Northern College was a teacher training college with campuses in Aberdeen and Dundee. In 2000, the Aberdeen campus of Northern College became the University of Aberdeen School of Education. In 2006 the Hilton Campus of Northern College in Aberdeen was sold for housing development and demolished.

==State schools==
There are currently 12 secondary schools and 54 primary schools which are run by the city council. The most notable are Cults Academy, Oldmachar Academy and Aberdeen Grammar School which are all rated in the top 20 Scottish secondary schools league tables.

Historically, the most famous of Aberdeen's schools is Aberdeen Grammar School, (now a comprehensive). Founded in 1263 it is one of the oldest schools in Britain, and is set in a Scottish baronial style building.
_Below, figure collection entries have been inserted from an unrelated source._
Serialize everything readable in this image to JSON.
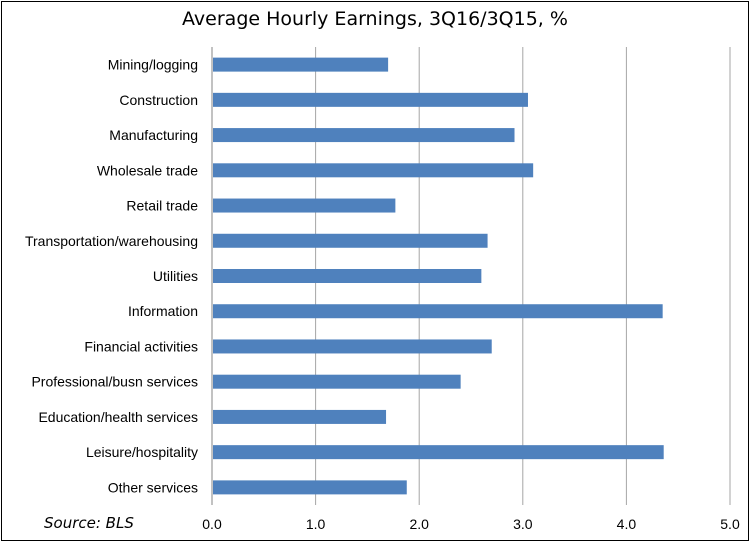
{
  "chart_data": {
    "type": "bar",
    "orientation": "horizontal",
    "title": "Average Hourly Earnings, 3Q16/3Q15, %",
    "source": "Source: BLS",
    "categories": [
      "Mining/logging",
      "Construction",
      "Manufacturing",
      "Wholesale trade",
      "Retail trade",
      "Transportation/warehousing",
      "Utilities",
      "Information",
      "Financial activities",
      "Professional/busn services",
      "Education/health services",
      "Leisure/hospitality",
      "Other services"
    ],
    "values": [
      1.7,
      3.05,
      2.92,
      3.1,
      1.77,
      2.66,
      2.6,
      4.35,
      2.7,
      2.4,
      1.68,
      4.36,
      1.88
    ],
    "xlim": [
      0,
      5
    ],
    "xticks": [
      "0.0",
      "1.0",
      "2.0",
      "3.0",
      "4.0",
      "5.0"
    ],
    "xlabel": "",
    "ylabel": "",
    "grid": "vertical",
    "legend": "none",
    "bar_color": "#4F81BD",
    "grid_color": "#A6A6A6"
  }
}
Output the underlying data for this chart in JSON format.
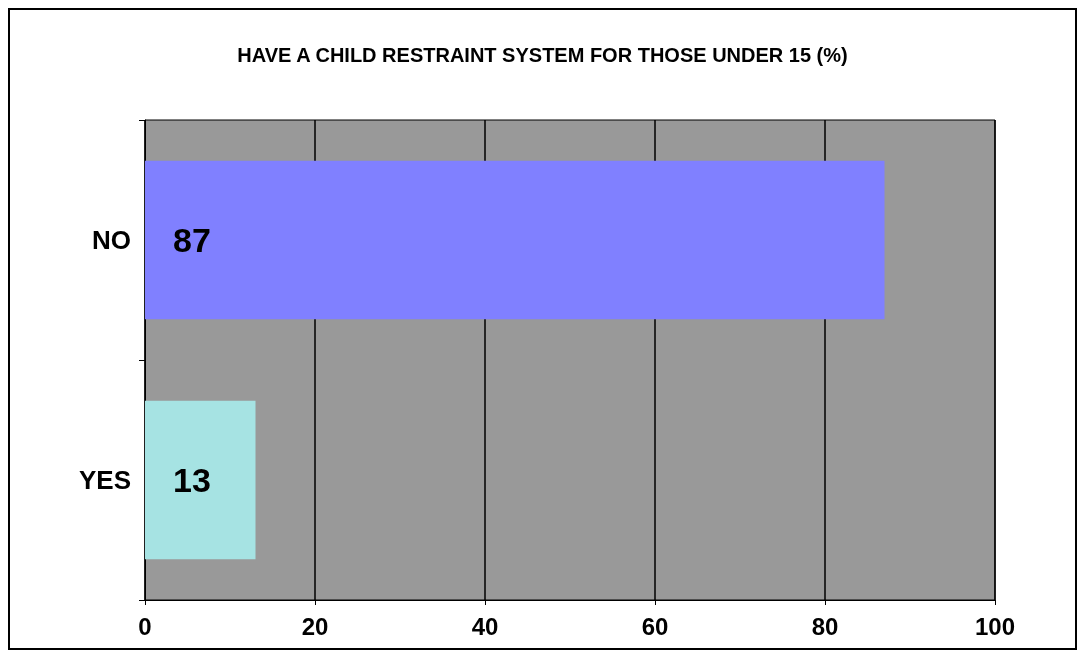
{
  "chart_data": {
    "type": "bar",
    "orientation": "horizontal",
    "title": "HAVE A CHILD RESTRAINT SYSTEM FOR THOSE UNDER 15 (%)",
    "categories": [
      "NO",
      "YES"
    ],
    "values": [
      87,
      13
    ],
    "colors": [
      "#8080ff",
      "#a6e3e3"
    ],
    "xlim": [
      0,
      100
    ],
    "xticks": [
      0,
      20,
      40,
      60,
      80,
      100
    ],
    "grid": "x",
    "data_labels": true
  }
}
It is celebrated as the school of Lord Byron.

==Private schools==
There are a number of private schools in Aberdeen; Albyn School for Girls (co-ed as of 2006), St Margaret's School for Girls, the Hamilton School, Robert Gordon's College, the Total S.A. French School (for French oil industry families) and the International School of Aberdeen.

Following investigations by the police and the care commission in 2014, both the Hamilton school and the Waldorf school closed. Public sector schooling was made available for the displaced pupils.